At least we see the Smithsonian scene in its entirety, whereas Bucky’s apology to Yori cuts away a moment after his initial confession, and before he’s getting into all the complicated details of who he was and why he did it. Like the GRC, or Isaiah’s feelings about the country that experimented on and imprisoned him, it’s a terribly fraught and nuanced thing on which the series wants to trade emotionally without ever really confronting it. What is the point of the whole “six-hour MCU movie” approach if you’re not going to give us that whole conversation, not show Bucky having to get into all the painful details, and not show Yori responding to the truth of why this young stranger befriended him? A later scene at the sushi bar shows Yori laughing with Bucky’s onetime date Leah, which is meant to show us that the amend worked like Sam said it would. But when you devote so much of a show to the consequences of one of your hero’s actions, and then you flinch right when he’s about to face them, you send the message that you really don’t care about the consequences at all, and just consider them as window dressing for fight scenes and snappy patter.
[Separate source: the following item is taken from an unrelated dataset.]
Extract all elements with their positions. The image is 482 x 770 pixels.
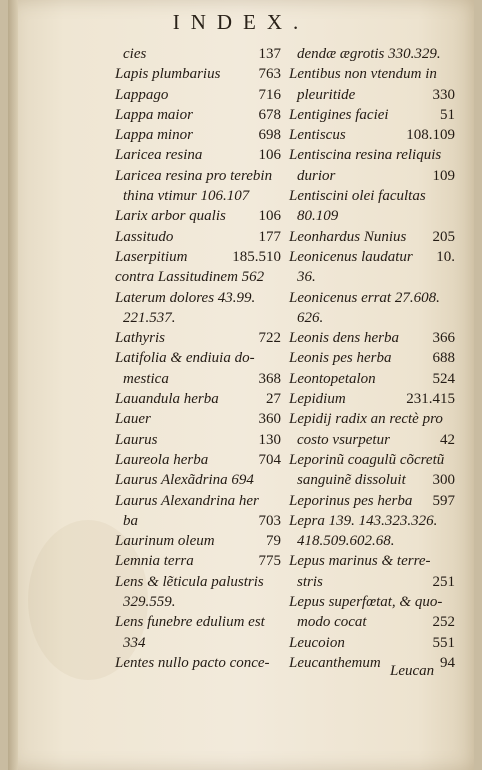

Ultimately, The Falcon and the Winter Soldier was trying to do way more than it could comfortably handle, even at nearly three times the length of an MCU movie. Too many characters — to the point where I needed a moment to remember that the man who blew up the other Flag Smashers was Zemo’s butler — and conflicts for this creative team to explain and resolve. And, as happened with the WandaVision finale, a number of things that were raced through here seemed less about serving this show’s story than setting things up for future movies and series. (The Walker scenes in particular played as if Kevin Feige came in at the last minute and said, “Whoa, whoa, ix-nay on making him an illain-vay! We need him to be a good guy in something else!”) But WandaVision was stronger for most of its season, and its conclusion was merely underwhelming, not an utter shambles like this one.

Whatever plans the company has for our two title characters, this is technically the series finale of The Falcon and the Winter Soldier, since a title card appears at the end redubbing any future installment, whether for Disney+ or a movie, as Captain America and the Winter Soldier. Hopefully, those adventures will conclude more strongly than this did.